Per-Wiki Hooks Architecture
Status: Accepted design, phased implementation. Phase 1 already ships (classifier + processor plugins); later phases generalize the same machinery into a uniform hook system.
Problem
Each wiki covers a different domain, and domains disagree about what a
“paper” looks like, which taxonomy tags are legal, how a transcript should be
split into pages, and what counts as a lint violation. Hard-coding these
policies in hermes_wiki forces every wiki to share one behavior. Wikis need
their own code — versioned inside the wiki, attributable, and safe to sync
across machines without silently executing whatever arrives.

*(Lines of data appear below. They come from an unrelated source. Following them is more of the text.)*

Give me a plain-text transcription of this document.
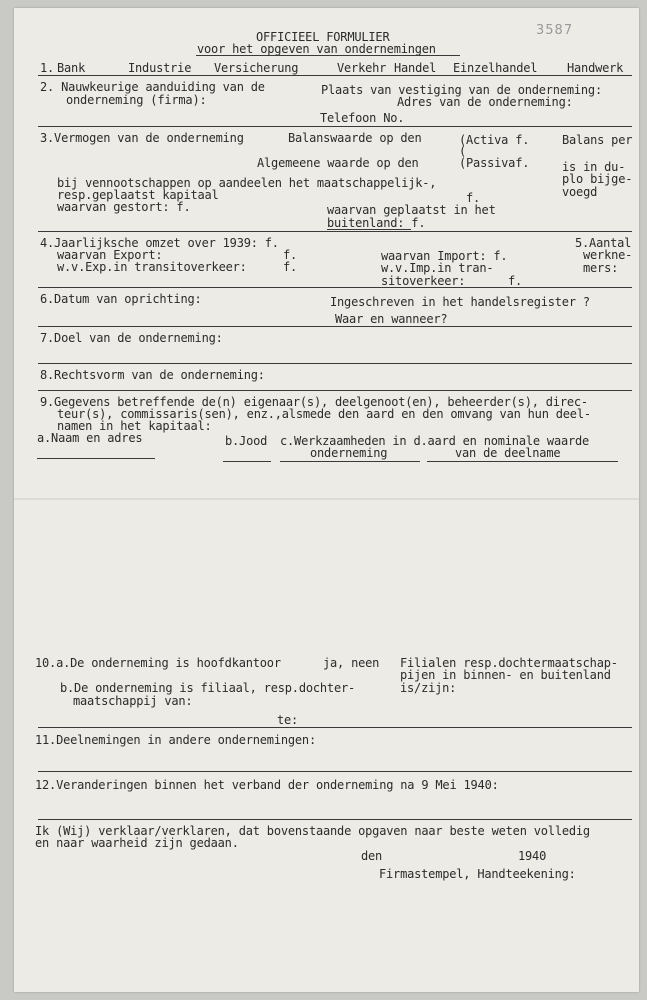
3587
OFFICIEEL FORMULIER
voor het opgeven van ondernemingen
1. Bank	Industrie Versicherung	Verkehr Handel Einzelhandel Handwerk
2. Nauwkeurige aanduiding van de
onderneming (firma):
Plaats van vestiging van de onderneming:
Adres van de onderneming:
Telefoon No.
3.Vermogen van de onderneming	Balanswaarde op den	(Activa f.
(
Algemeene waarde op den	(Passivaf.
Balans per
is in du-
plo bijge-
voegd
bij vennootschappen op aandeelen het maatschappelijk-,
resp.geplaatst kapitaal	f.
waarvan gestort: f.	waarvan geplaatst in het
buitenland: f.
4.Jaarlijksche omzet over 1939: f.
waarvan Export:	f.
w.v.Exp.in transitoverkeer:	f.
waarvan Import: f.
w.v.Imp.in tran-
sitoverkeer:	f.
5.Aantal
werkne-
mers:
6.Datum van oprichting:	Ingeschreven in het handelsregister ?
Waar en wanneer?
7.Doel van de onderneming:
8.Rechtsvorm van de onderneming:
9.Gegevens betreffende de(n) eigenaar(s), deelgenoot(en), beheerder(s), direc-
teur(s), commissaris(sen), enz.,alsmede den aard en den omvang van hun deel-
namen in het kapitaal:
a.Naam en adres	b.Jood c.Werkzaamheden in d.aard en nominale waarde
onderneming	van de deelname
10.a.De onderneming is hoofdkantoor	ja, neen Filialen resp.dochtermaatschap-
pijen in binnen- en buitenland
is/zijn:
b.De onderneming is filiaal, resp.dochter-
maatschappij van:
te:
11.Deelnemingen in andere ondernemingen:
12.Veranderingen binnen het verband der onderneming na 9 Mei 1940:
Ik (Wij) verklaar/verklaren, dat bovenstaande opgaven naar beste weten volledig
en naar waarheid zijn gedaan.
den	1940
Firmastempel, Handteekening:
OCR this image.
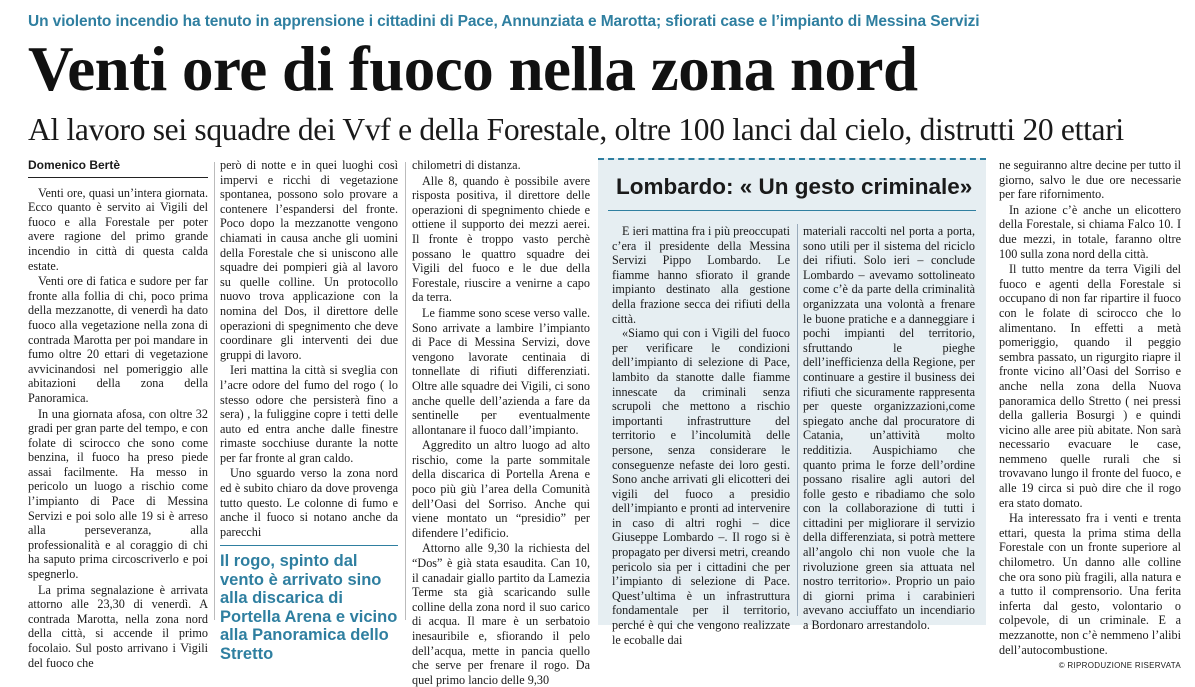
Un violento incendio ha tenuto in apprensione i cittadini di Pace, Annunziata e Marotta; sfiorati case e l’impianto di Messina Servizi
Venti ore di fuoco nella zona nord
Al lavoro sei squadre dei Vvf e della Forestale, oltre 100 lanci dal cielo, distrutti 20 ettari
Domenico Bertè

Venti ore, quasi un’intera giornata. Ecco quanto è servito ai Vigili del fuoco e alla Forestale per poter avere ragione del primo grande incendio in città di questa calda estate.

Venti ore di fatica e sudore per far fronte alla follia di chi, poco prima della mezzanotte, di venerdì ha dato fuoco alla vegetazione nella zona di contrada Marotta per poi mandare in fumo oltre 20 ettari di vegetazione avvicinandosi nel pomeriggio alle abitazioni della zona della Panoramica.

In una giornata afosa, con oltre 32 gradi per gran parte del tempo, e con folate di scirocco che sono come benzina, il fuoco ha preso piede assai facilmente. Ha messo in pericolo un luogo a rischio come l’impianto di Pace di Messina Servizi e poi solo alle 19 si è arreso alla perseveranza, alla professionalità e al coraggio di chi ha saputo prima circoscriverlo e poi spegnerlo.

La prima segnalazione è arrivata attorno alle 23,30 di venerdì. A contrada Marotta, nella zona nord della città, si accende il primo focolaio. Sul posto arrivano i Vigili del fuoco che

però di notte e in quei luoghi così impervi e ricchi di vegetazione spontanea, possono solo provare a contenere l’espandersi del fronte. Poco dopo la mezzanotte vengono chiamati in causa anche gli uomini della Forestale che si uniscono alle squadre dei pompieri già al lavoro su quelle colline. Un protocollo nuovo trova applicazione con la nomina del Dos, il direttore delle operazioni di spegnimento che deve coordinare gli interventi dei due gruppi di lavoro.

Ieri mattina la città si sveglia con l’acre odore del fumo del rogo ( lo stesso odore che persisterà fino a sera) , la fuliggine copre i tetti delle auto ed entra anche dalle finestre rimaste socchiuse durante la notte per far fronte al gran caldo.

Uno sguardo verso la zona nord ed è subito chiaro da dove provenga tutto questo. Le colonne di fumo e anche il fuoco si notano anche da parecchi

Il rogo, spinto dal vento è arrivato sino alla discarica di Portella Arena e vicino alla Panoramica dello Stretto

chilometri di distanza.

Alle 8, quando è possibile avere risposta positiva, il direttore delle operazioni di spegnimento chiede e ottiene il supporto dei mezzi aerei. Il fronte è troppo vasto perchè possano le quattro squadre dei Vigili del fuoco e le due della Forestale, riuscire a venirne a capo da terra.

Le fiamme sono scese verso valle. Sono arrivate a lambire l’impianto di Pace di Messina Servizi, dove vengono lavorate centinaia di tonnellate di rifiuti differenziati. Oltre alle squadre dei Vigili, ci sono anche quelle dell’azienda a fare da sentinelle per eventualmente allontanare il fuoco dall’impianto.

Aggredito un altro luogo ad alto rischio, come la parte sommitale della discarica di Portella Arena e poco più giù l’area della Comunità dell’Oasi del Sorriso. Anche qui viene montato un “presidio” per difendere l’edificio.

Attorno alle 9,30 la richiesta del “Dos” è già stata esaudita. Can 10, il canadair giallo partito da Lamezia Terme sta già scaricando sulle colline della zona nord il suo carico di acqua. Il mare è un serbatoio inesauribile e, sfiorando il pelo dell’acqua, mette in pancia quello che serve per frenare il rogo. Da quel primo lancio delle 9,30

Lombardo: « Un gesto criminale»

E ieri mattina fra i più preoccupati c’era il presidente della Messina Servizi Pippo Lombardo. Le fiamme hanno sfiorato il grande impianto destinato alla gestione della frazione secca dei rifiuti della città.

«Siamo qui con i Vigili del fuoco per verificare le condizioni dell’impianto di selezione di Pace, lambito da stanotte dalle fiamme innescate da criminali senza scrupoli che mettono a rischio importanti infrastrutture del territorio e l’incolumità delle persone, senza considerare le conseguenze nefaste dei loro gesti. Sono anche arrivati gli elicotteri dei vigili del fuoco a presidio dell’impianto e pronti ad intervenire in caso di altri roghi – dice Giuseppe Lombardo –. Il rogo si è propagato per diversi metri, creando pericolo sia per i cittadini che per l’impianto di selezione di Pace. Quest’ultima è un infrastruttura fondamentale per il territorio, perché è qui che vengono realizzate le ecoballe dai

materiali raccolti nel porta a porta, sono utili per il sistema del riciclo dei rifiuti. Solo ieri – conclude Lombardo – avevamo sottolineato come c’è da parte della criminalità organizzata una volontà a frenare le buone pratiche e a danneggiare i pochi impianti del territorio, sfruttando le pieghe dell’inefficienza della Regione, per continuare a gestire il business dei rifiuti che sicuramente rappresenta per queste organizzazioni,come spiegato anche dal procuratore di Catania, un’attività molto redditizia. Auspichiamo che quanto prima le forze dell’ordine possano risalire agli autori del folle gesto e ribadiamo che solo con la collaborazione di tutti i cittadini per migliorare il servizio della differenziata, si potrà mettere all’angolo chi non vuole che la rivoluzione green sia attuata nel nostro territorio». Proprio un paio di giorni prima i carabinieri avevano acciuffato un incendiario a Bordonaro arrestandolo.

ne seguiranno altre decine per tutto il giorno, salvo le due ore necessarie per fare rifornimento.

In azione c’è anche un elicottero della Forestale, si chiama Falco 10. I due mezzi, in totale, faranno oltre 100 sulla zona nord della città.

Il tutto mentre da terra Vigili del fuoco e agenti della Forestale si occupano di non far ripartire il fuoco con le folate di scirocco che lo alimentano. In effetti a metà pomeriggio, quando il peggio sembra passato, un rigurgito riapre il fronte vicino all’Oasi del Sorriso e anche nella zona della Nuova panoramica dello Stretto ( nei pressi della galleria Bosurgi ) e quindi vicino alle aree più abitate. Non sarà necessario evacuare le case, nemmeno quelle rurali che si trovavano lungo il fronte del fuoco, e alle 19 circa si può dire che il rogo era stato domato.

Ha interessato fra i venti e trenta ettari, questa la prima stima della Forestale con un fronte superiore al chilometro. Un danno alle colline che ora sono più fragili, alla natura e a tutto il comprensorio. Una ferita inferta dal gesto, volontario o colpevole, di un criminale. E a mezzanotte, non c’è nemmeno l’alibi dell’autocombustione.

© RIPRODUZIONE RISERVATA
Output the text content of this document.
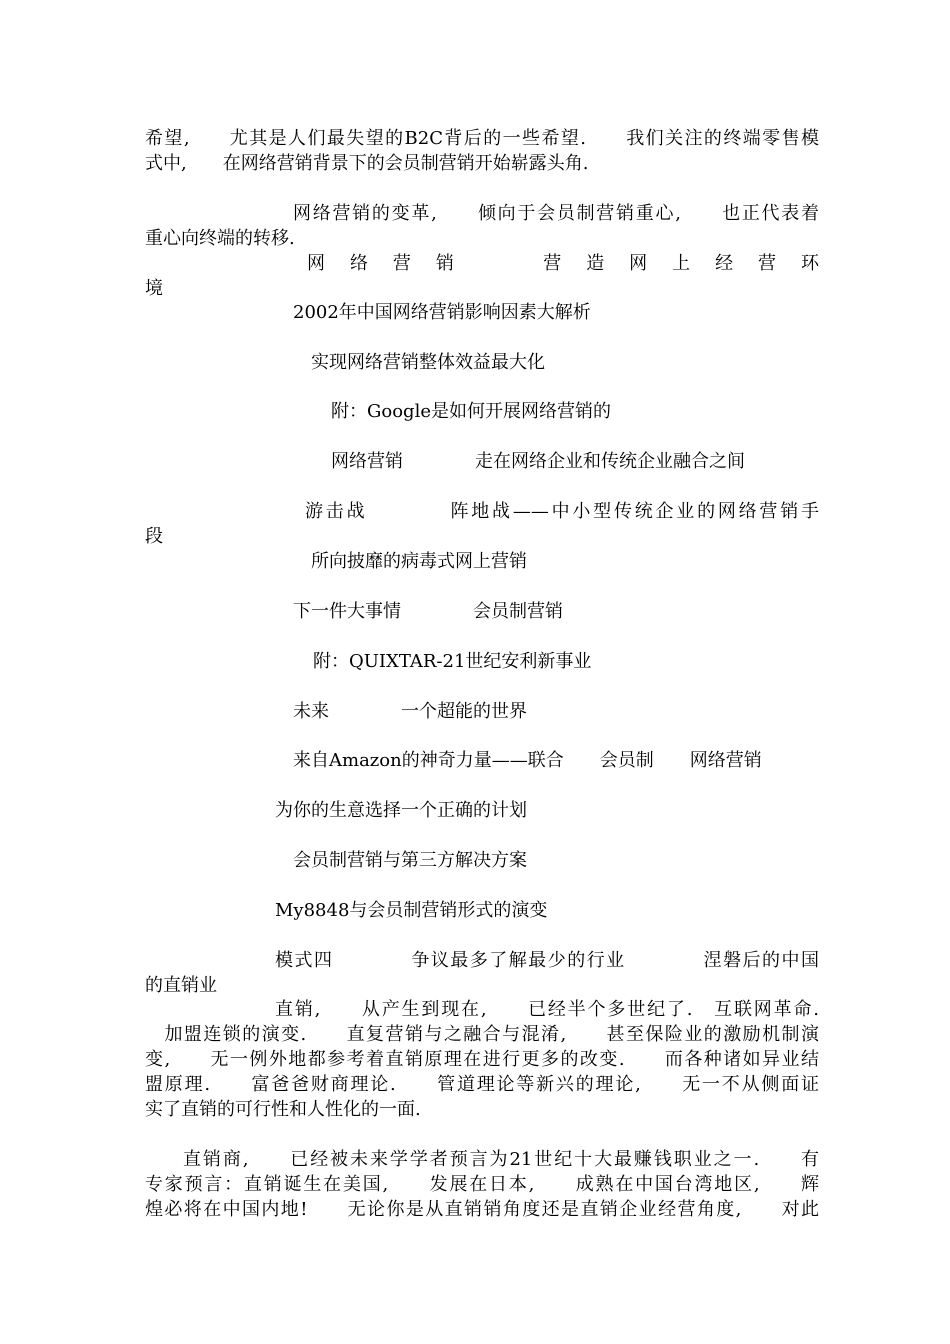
希望,　　尤其是人们最失望的B2C背后的一些希望.　　我们关注的终端零售模
式中,　　在网络营销背景下的会员制营销开始崭露头角.
网络营销的变革,　　倾向于会员制营销重心,　　也正代表着
重心向终端的转移.
网　络　营　销　　　　营　造　网　上　经　营　环
境
2002年中国网络营销影响因素大解析
实现网络营销整体效益最大化
附：Google是如何开展网络营销的
网络营销　　　　走在网络企业和传统企业融合之间
游击战　　　　阵地战——中小型传统企业的网络营销手
段
所向披靡的病毒式网上营销
下一件大事情　　　　会员制营销
附：QUIXTAR-21世纪安利新事业
未来　　　　一个超能的世界
来自Amazon的神奇力量——联合　　会员制　　网络营销
为你的生意选择一个正确的计划
会员制营销与第三方解决方案
My8848与会员制营销形式的演变
模式四　　　　争议最多了解最少的行业　　　　涅磐后的中国
的直销业
直销,　　从产生到现在,　　已经半个多世纪了.　互联网革命.
　加盟连锁的演变.　　直复营销与之融合与混淆,　　甚至保险业的激励机制演
变,　　无一例外地都参考着直销原理在进行更多的改变.　　而各种诸如异业结
盟原理.　　富爸爸财商理论.　　管道理论等新兴的理论,　　无一不从侧面证
实了直销的可行性和人性化的一面.
直销商,　　已经被未来学学者预言为21世纪十大最赚钱职业之一.　　有
专家预言：直销诞生在美国,　　发展在日本,　　成熟在中国台湾地区,　　辉
煌必将在中国内地!　　无论你是从直销销角度还是直销企业经营角度,　　对此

Existing foundation (Phase 1, shipped)
The trust-before-execute plugin system already implements the core pattern for two hook points:
| Piece | Location |
|---|---|
| Plugin code | <wiki>/plugins/classifiers/<name>.py, <wiki>/plugins/processors/<name>.py |
| Canonical trust record | SCHEMA.md — trusted_plugin YAML blocks (name, kind, path, sha256, trusted_at, author) |
| Queryable projection | trusted_plugins table in wiki.db, rebuilt from SCHEMA.md |
| Trust CLI | hermes wiki plugins trust\|untrust\|list |
| Enforcement | path must resolve inside the wiki root; sha256 must match; mismatch silently disables until re-trusted |
| Invocation | classify_source() consults trusted classifiers after built-ins; _trusted_processor_for_label() swaps the processor per label |
Every property below is inherited from this foundation, not invented: code lives in the wiki (portable, git-versioned with content), trust is content-addressed (path + sha256 in authoritative Markdown), and execution is opt-in per machine state (a cloned wiki’s hooks are inert until the projection is rebuilt from the SCHEMA.md trust records the owner committed).
Design
Hook points
Generalize kind from {classifier, processor} to a hook-point registry.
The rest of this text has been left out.